The unfortunate thing about slouching is that it really doesn’t make you look any shorter—it just makes you look less confident. When you walk into a room with your shoulders curled forward, you end up looking a little like a turtle trying to retreat into its shell. Since no one wants that, practice walking around your house while balancing a book on your head. It may sound like a torturous etiquette practice from the 1950s, but it works. You’ll train yourself to lift your head high, hold your shoulders back and walk with a confident and upright demeanor.
2. Wear Thong Sandals
I have very large, size 11 feet and very long toes. My high school friends lovingly referred to them as toe-fingers. I spent my teenage years mortified at the thought of people seeing my big feet and long toes. I found just about every way possible to hide them from view.

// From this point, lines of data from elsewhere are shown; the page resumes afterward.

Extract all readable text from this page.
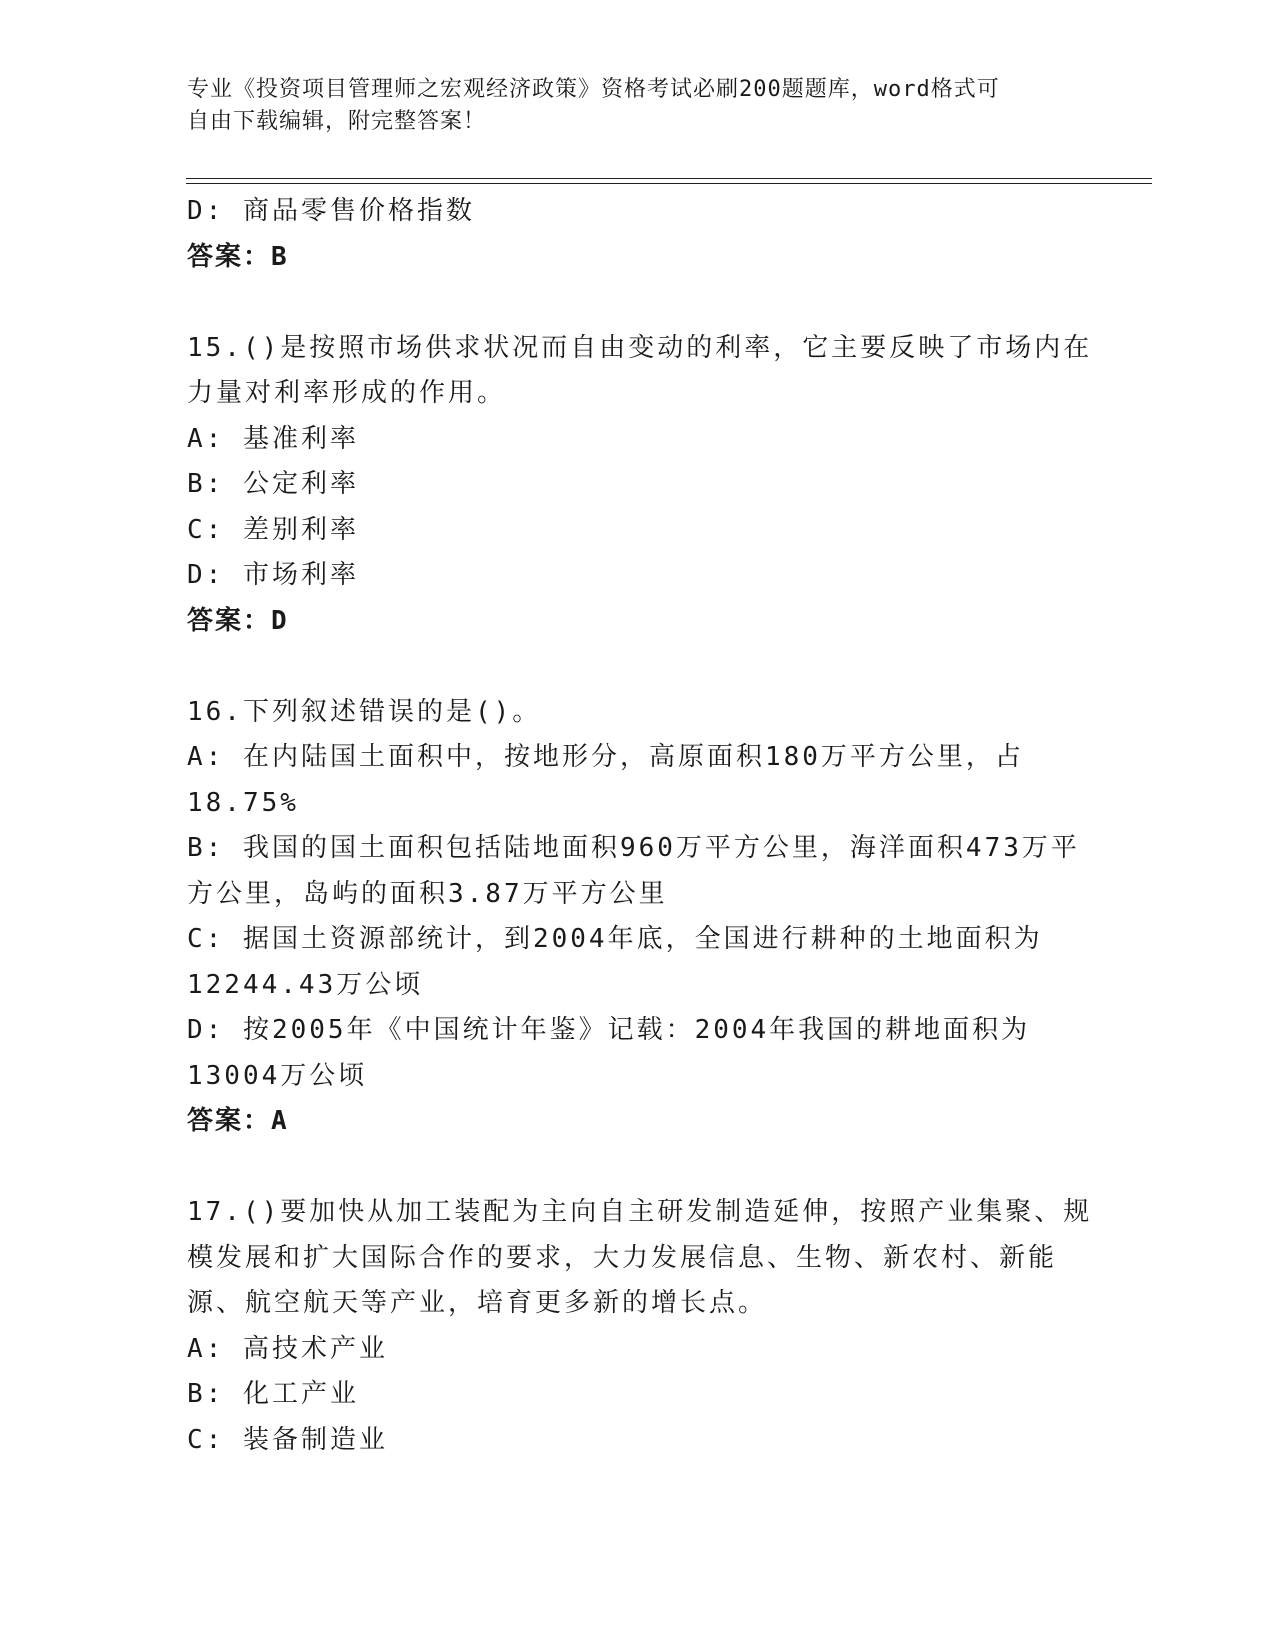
专业《投资项目管理师之宏观经济政策》资格考试必刷200题题库，word格式可
自由下载编辑，附完整答案！
D: 商品零售价格指数
答案：B
15.()是按照市场供求状况而自由变动的利率，它主要反映了市场内在
力量对利率形成的作用。
A: 基准利率
B: 公定利率
C: 差别利率
D: 市场利率
答案：D
16.下列叙述错误的是()。
A: 在内陆国土面积中，按地形分，高原面积180万平方公里，占
18.75%
B: 我国的国土面积包括陆地面积960万平方公里，海洋面积473万平
方公里，岛屿的面积3.87万平方公里
C: 据国土资源部统计，到2004年底，全国进行耕种的土地面积为
12244.43万公顷
D: 按2005年《中国统计年鉴》记载：2004年我国的耕地面积为
13004万公顷
答案：A
17.()要加快从加工装配为主向自主研发制造延伸，按照产业集聚、规
模发展和扩大国际合作的要求，大力发展信息、生物、新农村、新能
源、航空航天等产业，培育更多新的增长点。
A: 高技术产业
B: 化工产业
C: 装备制造业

Looking back, my insecurity was ridiculous. I have these amazing big feet that support my amazing tall body. Anyone who looks at you and doesn’t expect to see long feet and toes to match your long body hasn’t really thought through the physics of height yet. Rather than cover up your feet, show them off. Treat yourself to a pedicure, get your nails painted and buy the coolest pair of thong sandals you can find. There’s no shame in sporting the toe-fingers.
3. Ignore the Weight on the Scale
Really. Ignore it. And when your friends start talking about their weight, ignore that too. Tall women are built differently. We weigh more, our frames are generally wider. And really, you want to know what weight tells us? It tells us how gravity affects a particular piece of mass. It offers no substantial information about health, fitness or strength. Now, don’t misunderstand me. I’m not telling you to ignore your health. If you want to know how you measure up health-wise, get a personal trainer to test your body fat percentage. Unlike weight and BMI, body fat percentage will actually provide you some information regarding your fitness level and your susceptibility to chronic disease—information that’s worth actually knowing.